Scènes d’austérité au Portugal

Le spectacle vivant portugais est touché par d’importantes coupes budgétaires. Le festival d’Almada, qui s’est tenu en juillet, témoigne de ces conditions dégradées.

Anaïs Heluin  • 22 juillet 2015 abonné·es
Scènes d’austérité au Portugal
© Photo : Rui Carlos Mateus

Le 5 juillet 2015, en fin d’après-midi, le théâtre municipal Joaquim Benite est à la fête. Une fête discrète – Luis Miguel Cintra et ses comédiens répètent leur Hamlet, programmé le lendemain – mais spontanée, déclenchée par la victoire du « non » au référendum convoqué par le Premier ministre grec, Alexis Tsipras. L’enthousiasme de Rodrigo Francisco et des membres de sa compagnie du théâtre d’Almada n’est pas seulement idéologique : avec la politique d’austérité initiée en 2011 par le gouvernement de centre droit d’Anibal Cavaco Silva, les artistes portugais ont de quoi se sentir proches du peuple grec. Touché par des coupes budgétaires drastiques, le spectacle vivant endure une crise qui affecte les conditions de production autant que la qualité esthétique des projets. Créé en 1984 par le metteur en scène Joaquim Benite, une des figures de la Révolution des œillets, le festival d’Almada reflète ce malaise.

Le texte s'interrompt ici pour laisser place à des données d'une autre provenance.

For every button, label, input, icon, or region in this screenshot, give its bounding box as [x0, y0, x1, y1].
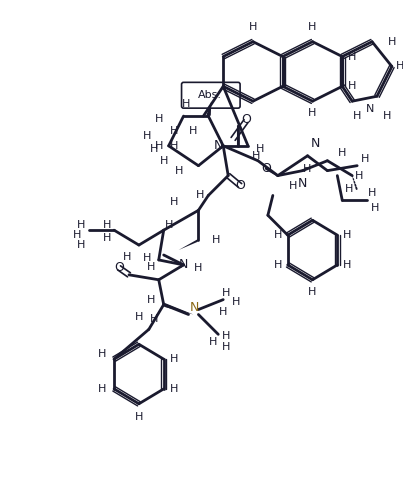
Text: H: H [348, 81, 356, 91]
Text: H: H [371, 203, 379, 213]
Text: H: H [383, 111, 391, 121]
Polygon shape [163, 302, 193, 314]
Text: H: H [77, 240, 85, 250]
Text: H: H [348, 51, 356, 61]
Text: H: H [274, 230, 282, 240]
Text: H: H [222, 288, 231, 298]
Text: H: H [256, 144, 264, 154]
Text: H: H [303, 164, 312, 174]
Text: H: H [150, 144, 158, 154]
Text: H: H [150, 314, 158, 325]
Text: N: N [366, 104, 374, 114]
Text: H: H [308, 287, 317, 297]
Text: H: H [147, 295, 155, 304]
Text: H: H [169, 126, 178, 136]
Text: H: H [103, 233, 111, 243]
Text: O: O [261, 162, 271, 175]
Text: H: H [147, 262, 155, 272]
Text: H: H [196, 191, 205, 201]
Text: H: H [123, 252, 131, 262]
Text: N: N [214, 139, 223, 152]
Text: N: N [298, 177, 307, 190]
Text: H: H [164, 220, 173, 230]
Text: H: H [274, 260, 282, 270]
Text: H: H [308, 108, 317, 118]
Text: O: O [114, 262, 124, 274]
Text: H: H [160, 156, 168, 166]
Text: H: H [98, 349, 106, 359]
Polygon shape [179, 238, 199, 250]
Text: H: H [212, 235, 220, 245]
Text: H: H [368, 188, 376, 199]
Text: H: H [98, 384, 106, 394]
Text: H: H [361, 154, 369, 164]
Text: H: H [343, 260, 351, 270]
Text: H: H [154, 141, 163, 151]
Polygon shape [206, 101, 211, 116]
Text: H: H [194, 263, 203, 273]
Text: H: H [308, 22, 317, 32]
Text: H: H [252, 151, 260, 161]
Text: H: H [73, 230, 81, 240]
Text: H: H [355, 171, 364, 180]
Polygon shape [351, 166, 362, 177]
Text: H: H [135, 312, 143, 323]
FancyBboxPatch shape [182, 82, 240, 108]
Text: H: H [169, 198, 178, 207]
Text: H: H [154, 114, 163, 124]
Text: H: H [338, 148, 347, 158]
Text: N: N [311, 138, 320, 150]
Text: H: H [222, 331, 231, 341]
Text: H: H [219, 306, 227, 317]
Text: O: O [241, 112, 251, 125]
Text: H: H [353, 111, 361, 121]
Text: H: H [189, 126, 197, 136]
Text: H: H [169, 384, 178, 394]
Text: N: N [179, 259, 188, 271]
Text: Abs.: Abs. [198, 90, 222, 100]
Text: H: H [396, 61, 403, 72]
Text: H: H [77, 220, 85, 230]
Text: H: H [222, 342, 231, 352]
Text: H: H [143, 253, 151, 263]
Text: H: H [343, 230, 351, 240]
Text: H: H [289, 180, 297, 191]
Text: H: H [388, 37, 396, 47]
Text: H: H [232, 297, 240, 306]
Text: O: O [235, 179, 245, 192]
Text: H: H [169, 141, 178, 151]
Text: N: N [190, 301, 199, 314]
Text: H: H [103, 220, 111, 230]
Text: H: H [174, 166, 183, 176]
Text: H: H [169, 354, 178, 364]
Text: H: H [345, 183, 353, 194]
Text: H: H [249, 22, 257, 32]
Text: H: H [143, 131, 151, 141]
Text: H: H [135, 412, 143, 422]
Text: H: H [182, 99, 191, 109]
Text: H: H [209, 337, 218, 347]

Si, comme tous les ans, la bonne humeur est au rendez-vous de la 32e édition de ce rendez-vous considéré comme l’événement théâtral majeur dans le pays, il suffit de s’attarder un peu dans la cour de l’école António Da Costa, où sont dressées une scène et la cantine du soir, pour capter l’inquiétude ambiante. «   Depuis quatre ans, l’État s’est désengagé de la culture. Pour notre programmation à l’année, par exemple, nous devons nous contenter d’un budget de 250 000 euros, alors qu’en 2010 nous en avions près du double », déplore Rodrigo Francisco, qui a pris la direction du théâtre en 2012, après la mort de Joaquim Benite. Les années 1960-1970 sont loin, quand une politique de décentralisation culturelle permettait l’émergence de structures et de compagnies hors des grandes agglomérations. Fondée à Lisbonne en 1970 et déplacée huit ans plus tard dans le village portuaire d’Almada, la compagnie de Joaquim Benite a connu son heure de gloire. L’élégant théâtre municipal –  «   le dernier équipement de cette importance au Portugal, construit il y a dix ans   », précise Rodrigo Francisco – rappelle cette époque aux spectateurs toujours nombreux à fréquenter le festival. «   Beaucoup d’habitants du village suivent le festival depuis ses débuts, grâce en partie à l’animation culturelle et au travail mené par Benite avec des troupes locales d’amateurs », explique son successeur. L’utopie d’un théâtre populaire et décentralisé se porte hélas aussi mal au Portugal qu’en France. Aujourd’hui âgés, les tenants de cette politique culturelle semblent revenus depuis longtemps de leurs espoirs. À 66 ans, Luis Miguel Cintra, dont la troupe Teatro da Cornucópia, installée au Teatro do Bairro Alto, à Lisbonne, est une des plus réputées du pays, a mis en scène Hamlet pour traiter du rapport entre les anciennes et les nouvelles générations, «   qui ne croient plus dans les valeurs de leurs aînés mais n’ont pas le bagage intellectuel nécessaire à l’invention d’une société nouvelle » .

S’il travaille avec des comédiens tout juste sortis du Conservatoire (Guilherme Gomes, son Hamlet, est étonnamment jeune pour le rôle), Luis Miguel Cintra n’a plus la foi. «   Je crois qu’ici le théâtre a perdu la fonction politique et symbolique qu’il avait jusque dans les années 1980 et qu’il n’a pas réussi à se construire une identité en phase avec la crise actuelle. » Son Hamlet en est la preuve. Dans un château de carton-pâte –  «   par manque de moyens, on puise dans nos décors anciens » –, la tragédie est surjouée et poussiéreuse. Dans un tout autre style, Escrever, falar, le texte de Jacinto Lucas Pires mis en scène par Jorge Silva du Teatro dos Aloés, fondé en 2000, n’est guère plus réussi. Sur un plateau nu, éclairé par des lumières changeantes, deux hommes se perdent dans leur flux de paroles censées décrire un amour tragique. L’ouverture du festival par King Size, de Marthaler, créé en 2013 à Avignon, et le focus « nouveau théâtre espagnol » n’ont pas relevé le niveau. Comment programmer correctement sans argent pour prospecter ? Et que créer ? Sans doute certaines compagnies trouvent-elles des réponses intéressantes, telle Joana Craveiro. La jeune artiste interroge la mémoire de la dictature, «   encore morcelée et mal assumée par la plupart des Portugais ».